Besuchern der Vorstellung wird alsbald klar, weshalb sich der Autor zu diesem Titel entschieden hat, wobei Leser der Filmbeschreibung an der Kinokasse wohl eher weniger diesen Titel wählen dürften, da sich die kurze Inhaltsangabe eher nach einem billigen C-Movie als nach guter Unterhaltung anhört und somit wohl eher weniger die Massen in die Säle locken dürfte.
Gefundenes Fressen für einen gelungenen Sneak-Abend, an dem erfahrungsgemäß bevorzugt genau solche Nischenfilme gezeigt werden, die nicht die Bedürfnisse der breiten Masse befriedigen, aber dennoch künstlerisch wertvolles Schauspiel beinhalten.
Was hier unangefochten in alleroberster Liga mitspielt, ist die düstere, knisternde und allzeit unheimliche Stimmung verbreitende Atmosphäre, in die man von Anfang an hineingeworfen wird und aus der es kein Entrinnen gibt. Statt sich – durch Schmutz, Dreck oder anderweitige Plagen – langsam wieder nach oben zu kämpfen, rutscht man im Verlauf des Films immer tiefer in das Unheilvolle, bis es schließlich zum fulminanten Showdown kommt, bei dem man die Stärken des gewählten Genres plausibel ausspielt und die Zuschauer somit mit tiefen Erinnerungsfurchen wieder zurück in den Alltag entlässt.
Dass Schauspiel hier als “Musikfilm” zu bezeichnen, wäre ziemlich gewagt, zumal es ein sehr düsteres Kapitel der melodischen Kulisse anspricht, in dem sich mit Sicherheit die wenigsten aus den Reihen der üblichen Kinogänger zu Hause fühlen dürften.

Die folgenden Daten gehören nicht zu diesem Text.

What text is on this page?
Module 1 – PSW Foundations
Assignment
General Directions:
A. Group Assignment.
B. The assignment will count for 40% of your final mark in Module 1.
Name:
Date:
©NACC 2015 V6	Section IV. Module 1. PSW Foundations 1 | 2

Jedoch gehört auch diese Art von Kunst zu der Geschichte der Musik und äußert sich hier in einem Fall von zerstörerischer Idylle, die so selten auf der Leinwand erlebt wurde und eben in meinen Augen gar nicht ins Regal der C-Movies gehört.
Gerade Schauspieltalente wie Anton Yelchin, dessen unvergessene Darstellung in Alpha Dog – Tödlichen Freundschaften ich nie vergessen werde und der vielen vielleicht eher als Kyle Reese aus dem vierten Terminator-Film bekannt sein dürfte oder der seinerseits eher bekannte Patrick Stewart, der mit X-Men und Star Trek bereits jetzt Filmgeschichte geschrieben hat, erheitern hier die Leinwand mit ihrer erfrischend neuartigen Darstellung in einem Genre, das man keinem von beiden in dieser Form zutraut.
Und der düstere Mix aus geschundener Abgeschiedenheit und der allzeit pulsierenden, teils vorausschaubaren, aber dennoch unglaublich gänsehautproduzierenden Atmosphäre lockt hier die Fans des Genrekinos in die Lichtspielhäuser und bietet eine Show, über die man auch nach dem Abspann noch einige Gedanken verlieren kann.
 

.kinoticket-Empfehlung: Mainstreamkino sind anders aus, was einem hier blüht, steht bisher in keinem Lehrbuch und erfreute sich bei mir allergrößter Beliebtheit: Die pure Angst, die durch die Anwesenheit der Personen im Film produziert wird, lässt hier ein tiefschwarzes Schauspiel auf den Zuschauer los, das nicht nur die Seele an seiner dunkelsten Stelle ankratzt, sondern tiefe Wunden hinterlässt und einen froh darüber sein lässt, dass das Licht brennt, wenn man den Saal nach gesehener Vorstellung wieder verlässt.
FSK 18 wurde hier zurecht vergeben und die späten Spielzeiten deuten auch darauf hin, dass man endlich wieder begriffen hat, welches Zielpublikum der Film ansprechen darf. Zurecht ausgezeichnet, zurecht auf die späte Uhrzeit verbannt, ein Film, der ein düsteres Kapitel der Menschheit ausnutzt, um eine krasse Unterhaltungsstory daraus zu schöpfen.
Freunde dieses Genres dürften auf ihre Kosten kommen.

 
Nachspann
folgt keiner mehr, der weitere Inhalte zum Besten geben würde – man darf den Saal also getrost verlassen.